Remarkable Husband and Wife Engineers
Romance, love, and engineering! Many couples throughout history weren’t just ion love; they also helped to shape the world we live in, including how engineers work today. And they did it together.
Hertha and William Ayrton
Hertha Ayrton, also known as Phoebe Sarah Marks, was a 19th century British engineer, inventor, mathematician, and physicist. As the first woman to read her own paper at the Institution of Electrical Engineers (IEE) in 1899, also known as The Institution of Engineering and Technology, Hertha had a great impact on the lives around her, including her husband William’s. Her husband said to Hertha’s cousin, Dr Philip Hartog, “you and I are able people, but Hertha is a genius.”
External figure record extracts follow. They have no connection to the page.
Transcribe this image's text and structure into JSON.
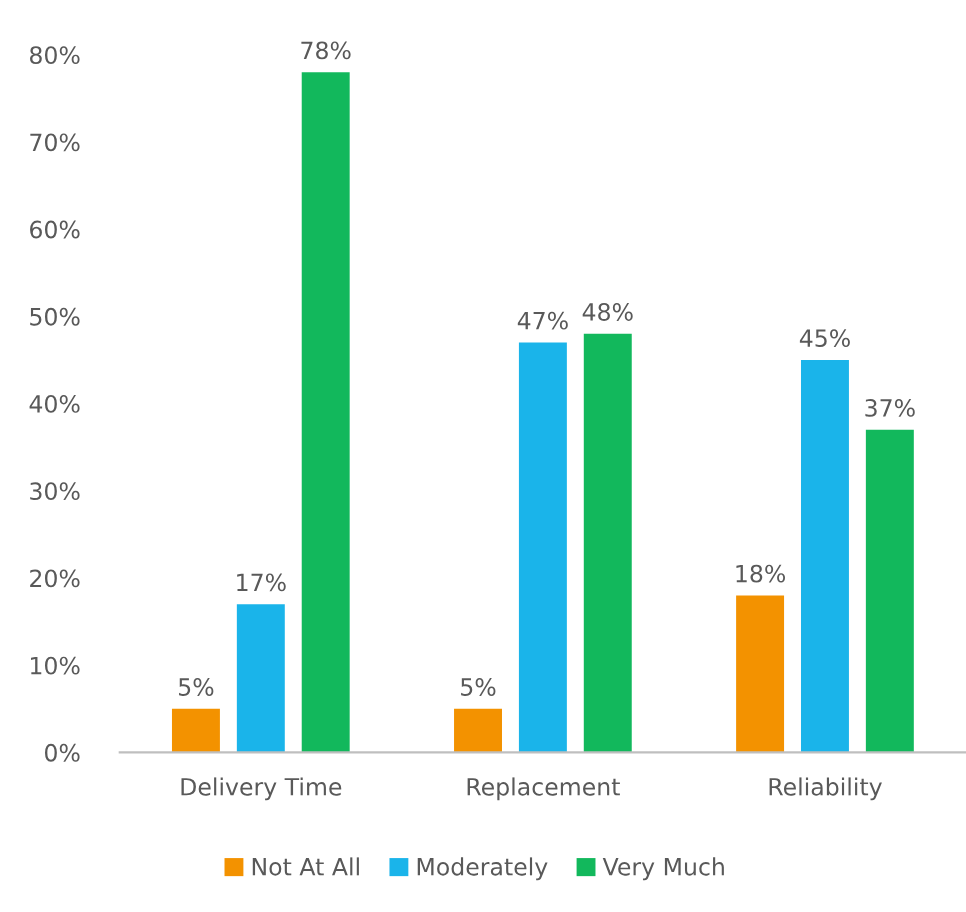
{
  "chart_data": {
    "type": "bar",
    "categories": [
      "Delivery Time",
      "Replacement",
      "Reliability"
    ],
    "series": [
      {
        "name": "Not At All",
        "color": "#f39200",
        "values": [
          5,
          5,
          18
        ],
        "value_labels": [
          "5%",
          "5%",
          "18%"
        ]
      },
      {
        "name": "Moderately",
        "color": "#1ab4ea",
        "values": [
          17,
          47,
          45
        ],
        "value_labels": [
          "17%",
          "47%",
          "45%"
        ]
      },
      {
        "name": "Very Much",
        "color": "#12b85c",
        "values": [
          78,
          48,
          37
        ],
        "value_labels": [
          "78%",
          "48%",
          "37%"
        ]
      }
    ],
    "ylim": [
      0,
      80
    ],
    "yticks": [
      {
        "value": 0,
        "label": "0%"
      },
      {
        "value": 10,
        "label": "10%"
      },
      {
        "value": 20,
        "label": "20%"
      },
      {
        "value": 30,
        "label": "30%"
      },
      {
        "value": 40,
        "label": "40%"
      },
      {
        "value": 50,
        "label": "50%"
      },
      {
        "value": 60,
        "label": "60%"
      },
      {
        "value": 70,
        "label": "70%"
      },
      {
        "value": 80,
        "label": "80%"
      }
    ],
    "grid": false,
    "legend": "bottom"
  }
}
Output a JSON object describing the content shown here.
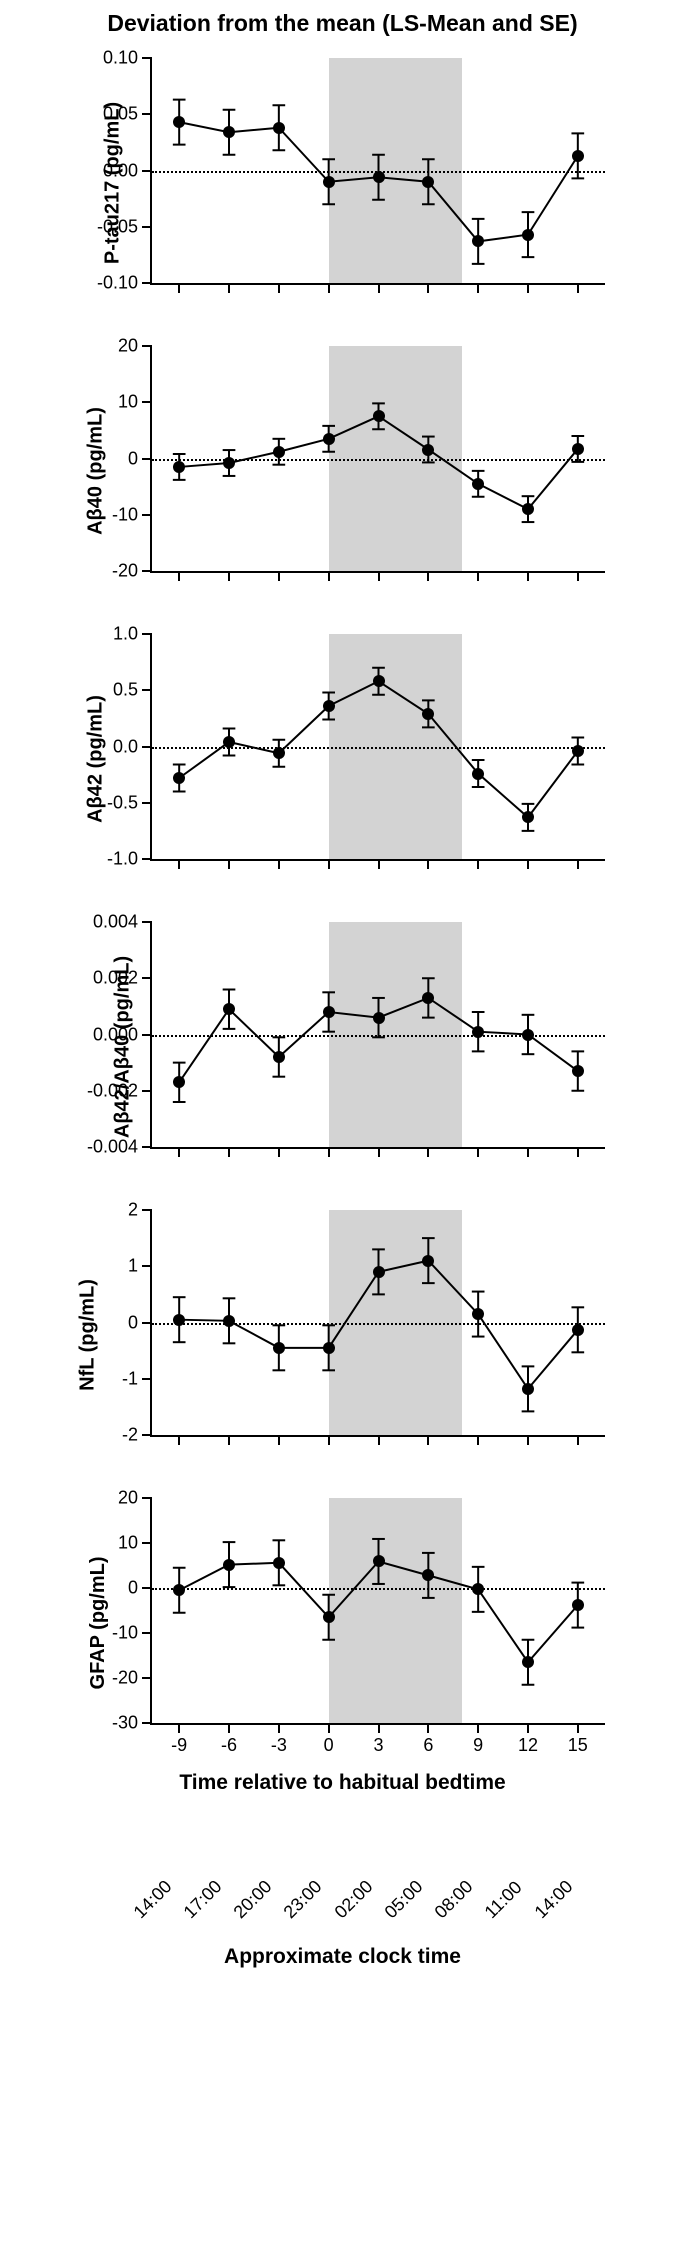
{
  "title": "Deviation from the mean (LS-Mean and SE)",
  "x_label_main": "Time relative to habitual bedtime",
  "clock_title": "Approximate clock time",
  "x_categories": [
    -9,
    -6,
    -3,
    0,
    3,
    6,
    9,
    12,
    15
  ],
  "clock_times": [
    "14:00",
    "17:00",
    "20:00",
    "23:00",
    "02:00",
    "05:00",
    "08:00",
    "11:00",
    "14:00"
  ],
  "shade_x_range": [
    0,
    8
  ],
  "point_color": "#000000",
  "line_color": "#000000",
  "line_width": 2,
  "marker_radius": 6,
  "error_cap_width": 10,
  "background_color": "#ffffff",
  "shade_color": "#d3d3d3",
  "panels": [
    {
      "id": "ptau217",
      "ylabel": "P-tau217 (pg/mL)",
      "ylim": [
        -0.1,
        0.1
      ],
      "yticks": [
        -0.1,
        -0.05,
        0.0,
        0.05,
        0.1
      ],
      "ytick_labels": [
        "-0.10",
        "-0.05",
        "0.00",
        "0.05",
        "0.10"
      ],
      "data": [
        {
          "y": 0.043,
          "se": 0.02
        },
        {
          "y": 0.034,
          "se": 0.02
        },
        {
          "y": 0.038,
          "se": 0.02
        },
        {
          "y": -0.01,
          "se": 0.02
        },
        {
          "y": -0.006,
          "se": 0.02
        },
        {
          "y": -0.01,
          "se": 0.02
        },
        {
          "y": -0.063,
          "se": 0.02
        },
        {
          "y": -0.057,
          "se": 0.02
        },
        {
          "y": 0.013,
          "se": 0.02
        }
      ]
    },
    {
      "id": "ab40",
      "ylabel": "Aβ40 (pg/mL)",
      "ylim": [
        -20,
        20
      ],
      "yticks": [
        -20,
        -10,
        0,
        10,
        20
      ],
      "ytick_labels": [
        "-20",
        "-10",
        "0",
        "10",
        "20"
      ],
      "data": [
        {
          "y": -1.5,
          "se": 2.3
        },
        {
          "y": -0.8,
          "se": 2.3
        },
        {
          "y": 1.2,
          "se": 2.3
        },
        {
          "y": 3.5,
          "se": 2.3
        },
        {
          "y": 7.5,
          "se": 2.3
        },
        {
          "y": 1.6,
          "se": 2.3
        },
        {
          "y": -4.5,
          "se": 2.3
        },
        {
          "y": -9.0,
          "se": 2.3
        },
        {
          "y": 1.7,
          "se": 2.3
        }
      ]
    },
    {
      "id": "ab42",
      "ylabel": "Aβ42 (pg/mL)",
      "ylim": [
        -1.0,
        1.0
      ],
      "yticks": [
        -1.0,
        -0.5,
        0.0,
        0.5,
        1.0
      ],
      "ytick_labels": [
        "-1.0",
        "-0.5",
        "0.0",
        "0.5",
        "1.0"
      ],
      "data": [
        {
          "y": -0.28,
          "se": 0.12
        },
        {
          "y": 0.04,
          "se": 0.12
        },
        {
          "y": -0.06,
          "se": 0.12
        },
        {
          "y": 0.36,
          "se": 0.12
        },
        {
          "y": 0.58,
          "se": 0.12
        },
        {
          "y": 0.29,
          "se": 0.12
        },
        {
          "y": -0.24,
          "se": 0.12
        },
        {
          "y": -0.63,
          "se": 0.12
        },
        {
          "y": -0.04,
          "se": 0.12
        }
      ]
    },
    {
      "id": "ab4240",
      "ylabel": "Aβ42/Aβ40 (pg/mL)",
      "ylim": [
        -0.004,
        0.004
      ],
      "yticks": [
        -0.004,
        -0.002,
        0.0,
        0.002,
        0.004
      ],
      "ytick_labels": [
        "-0.004",
        "-0.002",
        "0.000",
        "0.002",
        "0.004"
      ],
      "data": [
        {
          "y": -0.0017,
          "se": 0.0007
        },
        {
          "y": 0.0009,
          "se": 0.0007
        },
        {
          "y": -0.0008,
          "se": 0.0007
        },
        {
          "y": 0.0008,
          "se": 0.0007
        },
        {
          "y": 0.0006,
          "se": 0.0007
        },
        {
          "y": 0.0013,
          "se": 0.0007
        },
        {
          "y": 0.0001,
          "se": 0.0007
        },
        {
          "y": 0.0,
          "se": 0.0007
        },
        {
          "y": -0.0013,
          "se": 0.0007
        }
      ]
    },
    {
      "id": "nfl",
      "ylabel": "NfL (pg/mL)",
      "ylim": [
        -2,
        2
      ],
      "yticks": [
        -2,
        -1,
        0,
        1,
        2
      ],
      "ytick_labels": [
        "-2",
        "-1",
        "0",
        "1",
        "2"
      ],
      "data": [
        {
          "y": 0.05,
          "se": 0.4
        },
        {
          "y": 0.03,
          "se": 0.4
        },
        {
          "y": -0.45,
          "se": 0.4
        },
        {
          "y": -0.45,
          "se": 0.4
        },
        {
          "y": 0.9,
          "se": 0.4
        },
        {
          "y": 1.1,
          "se": 0.4
        },
        {
          "y": 0.15,
          "se": 0.4
        },
        {
          "y": -1.18,
          "se": 0.4
        },
        {
          "y": -0.13,
          "se": 0.4
        }
      ]
    },
    {
      "id": "gfap",
      "ylabel": "GFAP (pg/mL)",
      "ylim": [
        -30,
        20
      ],
      "yticks": [
        -30,
        -20,
        -10,
        0,
        10,
        20
      ],
      "ytick_labels": [
        "-30",
        "-20",
        "-10",
        "0",
        "10",
        "20"
      ],
      "data": [
        {
          "y": -0.5,
          "se": 5.0
        },
        {
          "y": 5.2,
          "se": 5.0
        },
        {
          "y": 5.6,
          "se": 5.0
        },
        {
          "y": -6.5,
          "se": 5.0
        },
        {
          "y": 5.9,
          "se": 5.0
        },
        {
          "y": 2.8,
          "se": 5.0
        },
        {
          "y": -0.3,
          "se": 5.0
        },
        {
          "y": -16.5,
          "se": 5.0
        },
        {
          "y": -3.8,
          "se": 5.0
        }
      ],
      "show_xlabels": true
    }
  ]
}
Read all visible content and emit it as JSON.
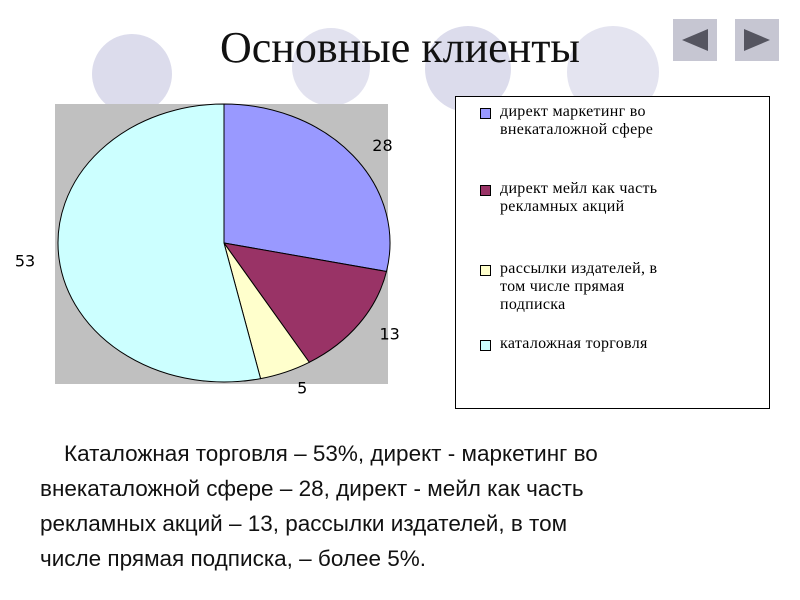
{
  "title": "Основные клиенты",
  "nav": {
    "prev_icon": "triangle-left-icon",
    "next_icon": "triangle-right-icon"
  },
  "chart_data": {
    "type": "pie",
    "start_angle_deg": 0,
    "direction": "clockwise",
    "legend_position": "right",
    "slices": [
      {
        "label": "директ маркетинг во внекаталожной сфере",
        "value": 28,
        "value_label": "28",
        "color": "#9999ff"
      },
      {
        "label": "директ мейл как часть рекламных акций",
        "value": 13,
        "value_label": "13",
        "color": "#993366"
      },
      {
        "label": "рассылки издателей, в том числе прямая подписка",
        "value": 5,
        "value_label": "5",
        "color": "#ffffcc"
      },
      {
        "label": "каталожная торговля",
        "value": 53,
        "value_label": "53",
        "color": "#ccffff"
      }
    ]
  },
  "legend": {
    "items": [
      {
        "lines": [
          "директ маркетинг во",
          "внекаталожной сфере"
        ]
      },
      {
        "lines": [
          "директ мейл как часть",
          "рекламных акций"
        ]
      },
      {
        "lines": [
          "рассылки издателей, в",
          "том числе прямая",
          "подписка"
        ]
      },
      {
        "lines": [
          "каталожная торговля"
        ]
      }
    ]
  },
  "caption": {
    "lines": [
      "Каталожная торговля – 53%, директ - маркетинг во",
      "внекаталожной сфере – 28, директ - мейл как часть",
      "рекламных акций – 13, рассылки издателей, в том",
      "числе прямая подписка, – более 5%."
    ]
  }
}
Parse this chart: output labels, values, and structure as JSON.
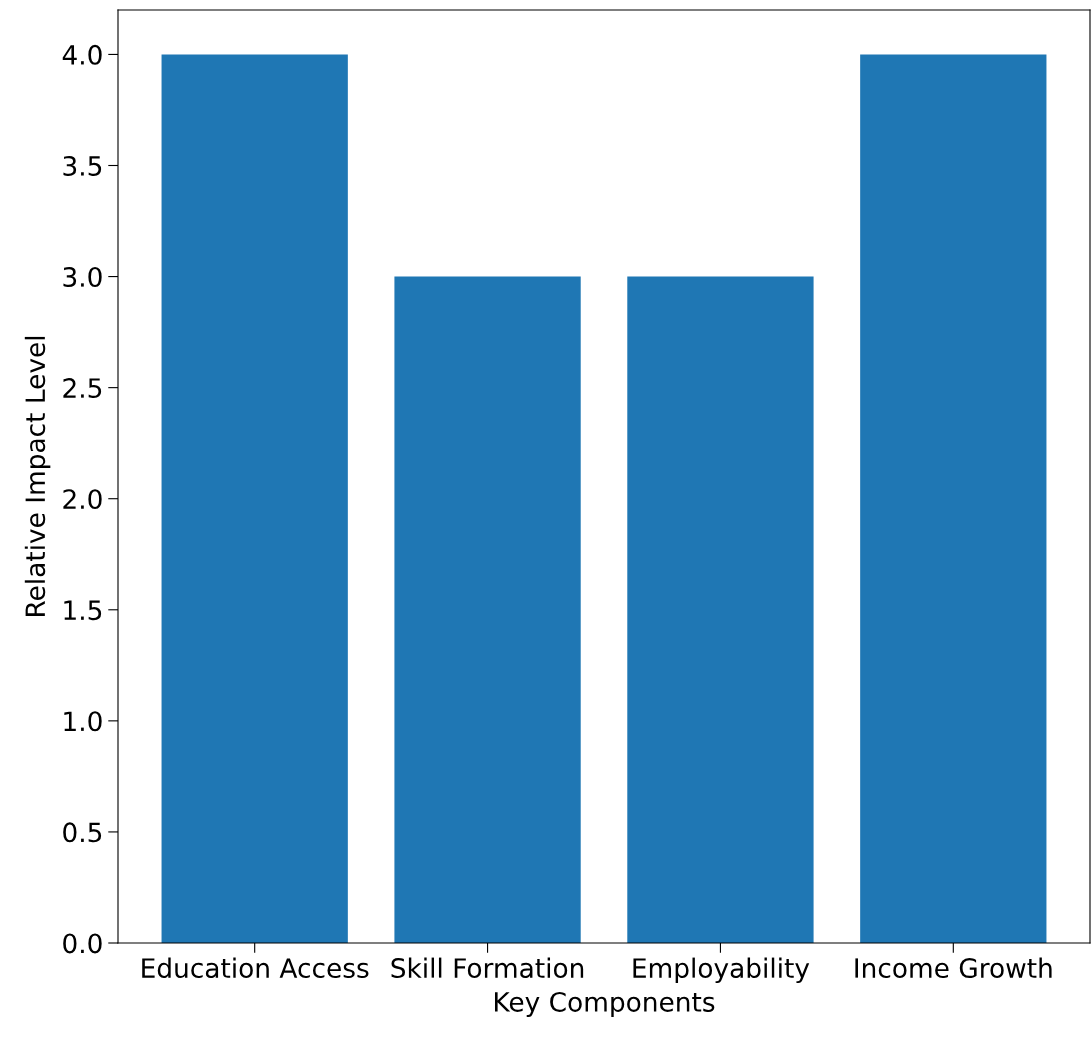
{
  "chart_data": {
    "type": "bar",
    "xlabel": "Key Components",
    "ylabel": "Relative Impact Level",
    "categories": [
      "Education Access",
      "Skill Formation",
      "Employability",
      "Income Growth"
    ],
    "values": [
      4,
      3,
      3,
      4
    ],
    "color": "#1f77b4",
    "ylim": [
      0,
      4.2
    ],
    "yticks": [
      {
        "value": 0,
        "label": "0.0"
      },
      0.5,
      {
        "value": 1,
        "label": "1.0"
      },
      1.5,
      {
        "value": 2,
        "label": "2.0"
      },
      2.5,
      {
        "value": 3,
        "label": "3.0"
      },
      3.5,
      {
        "value": 4,
        "label": "4.0"
      }
    ],
    "grid": false,
    "legend": false
  }
}
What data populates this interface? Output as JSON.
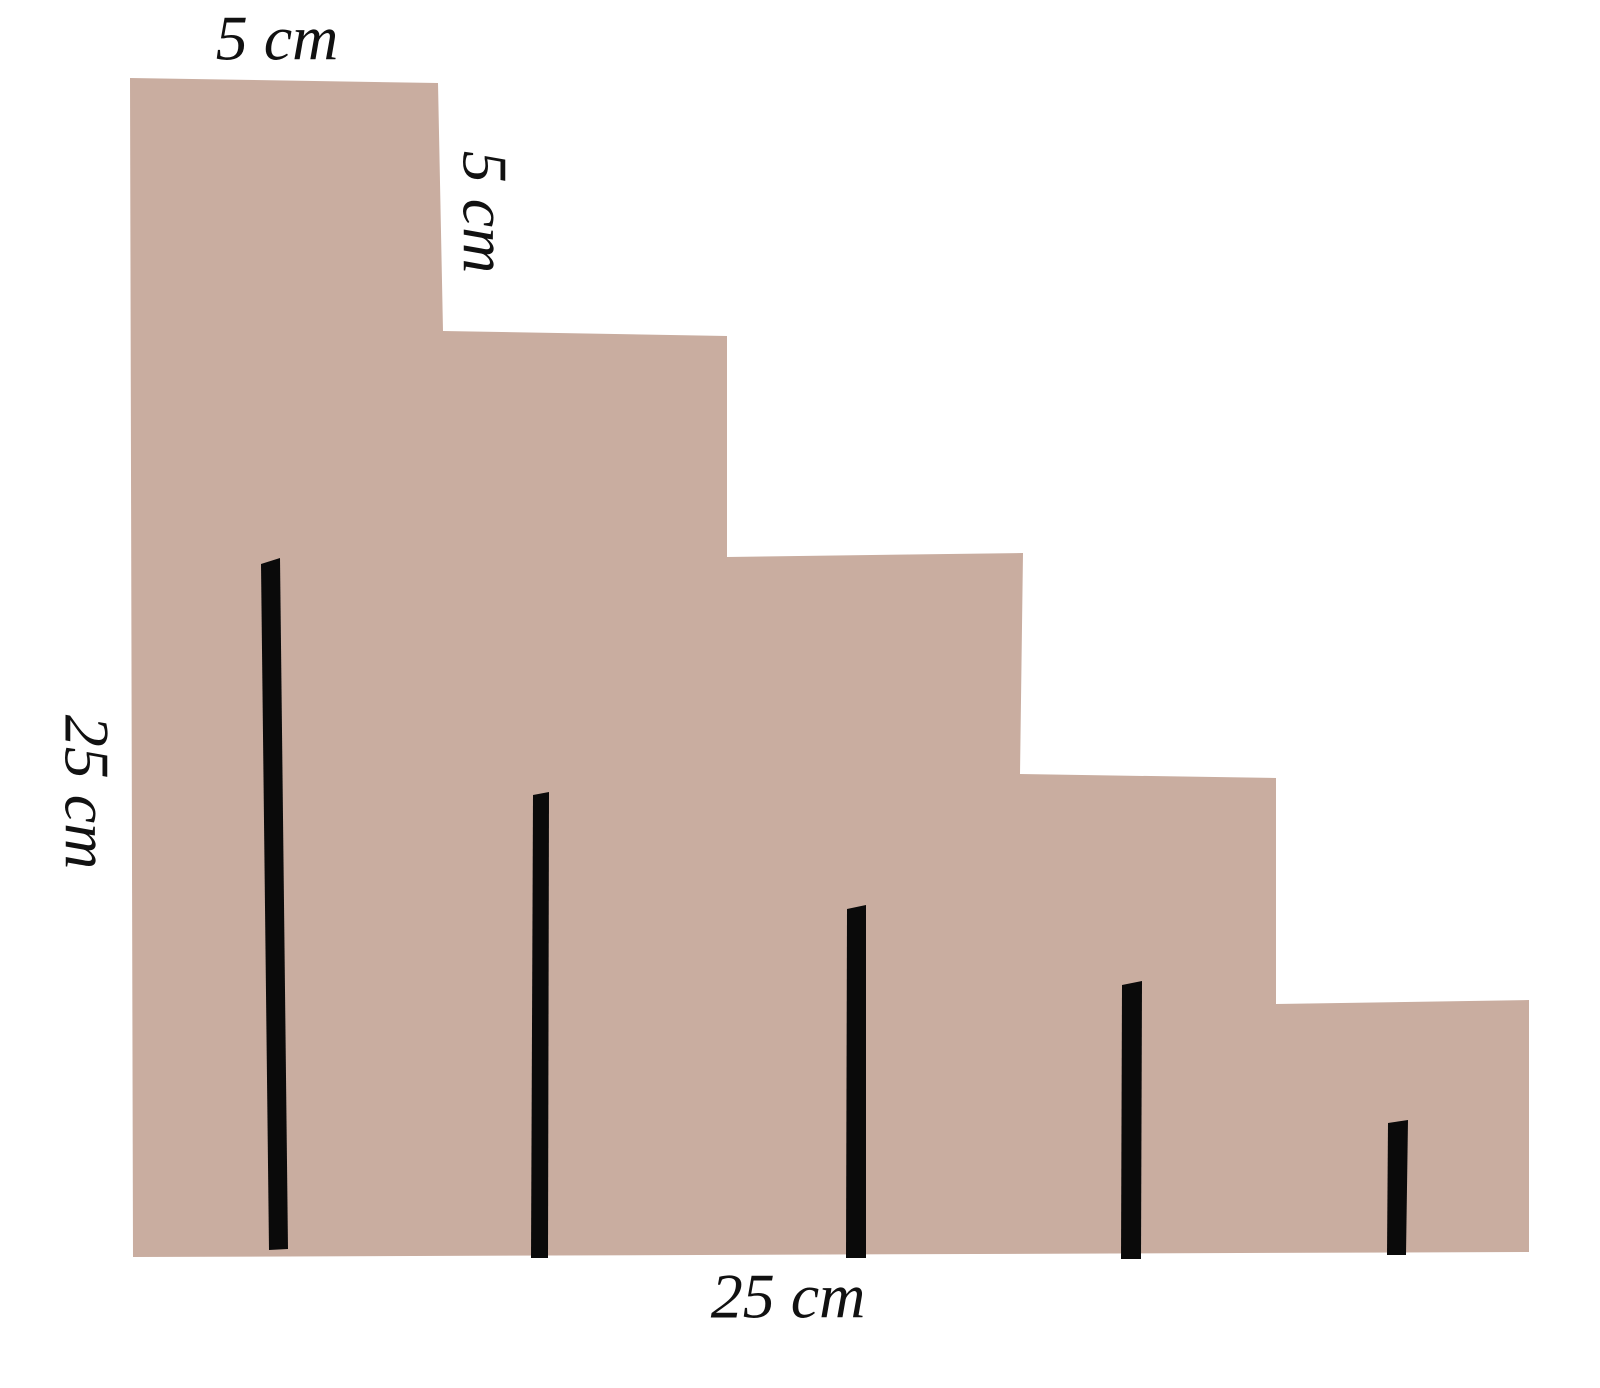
{
  "labels": {
    "top_width": "5 cm",
    "step_height": "5 cm",
    "total_height": "25 cm",
    "total_width": "25 cm"
  }
}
She conducted investigations on the characteristics of the electric arc, a main public lighting source in the late 19th century. Hertha wrote a number of papers on the issue of flickering and hissing that the electric arc had. She was also the first woman member of the IEE to win the Hughes Medal, and she furthered her research into the electric arc and other subjects over the years, which made her a renowned name in electric engineering both nationally and internationally.
William Ayrton, electric engineer and physicist, is known for his work into a wide variety of subjects, such as the dielectric constants of gases, terrestrial magnetism, and viscosities of dielectrics. He is credited with the introduction of the electric arc into Japan, in 1878, and important works on railway electrification, the electric searchlight, the first ever electric tricycle, and the dynamometer.
Emily Warren and Washington Roebling
Civil engineer Emily Warren Roebling is mainly responsible for the guidance of the construction of the Brooklyn Bridge. Her husband was the son of the designer of the Brooklyn Bridge, John A. Roebling. Washington was an American civil engineer who became chief engineer and supervisor of the construction of the Brooklyn Bridge upon his father’s death.
Emily took on her husband’s duties as chief engineer of the Brooklyn Bridge upon his illness, which allowed her to develop and expand her knowledge on cable construction, strength of materials, stress analysis, and catenary curve calculations. Her efforts ensured the completion of the bridge, as she was unyielding about her husband remaining as chief engineer, and on the bridge being finished.
Lillian Moller and Frank Bunker Gilbreth
Industrial engineer Lillian Moller Gilbreth was one of the first working female engineers with a PhD. Lillian is considered to be the first organizational psychologist, applying her perspectives of psychology, engineering, motherhood, and being a wife in order to aid industrial engineers realise the importance of psychological dimensions. Considered to be a pioneer on industrial and organizational psychology, Dr Gilbreth applied the principles of scientific management to every day household tasks in order to provide women with optimised ways of doing housework so that they could look for paid employment.
Lillian’s husband, Frank, was a pioneer of time and motion study and a management engineer. Together with his wife, he promoted scientific management and studied clerical employees and manufacturing across several industries in order to streamline the output of their jobs. His work for the US Army during WWI allowed soldiers to be more efficient in assembling and disassembling small arms, reducing the hand motions to 17.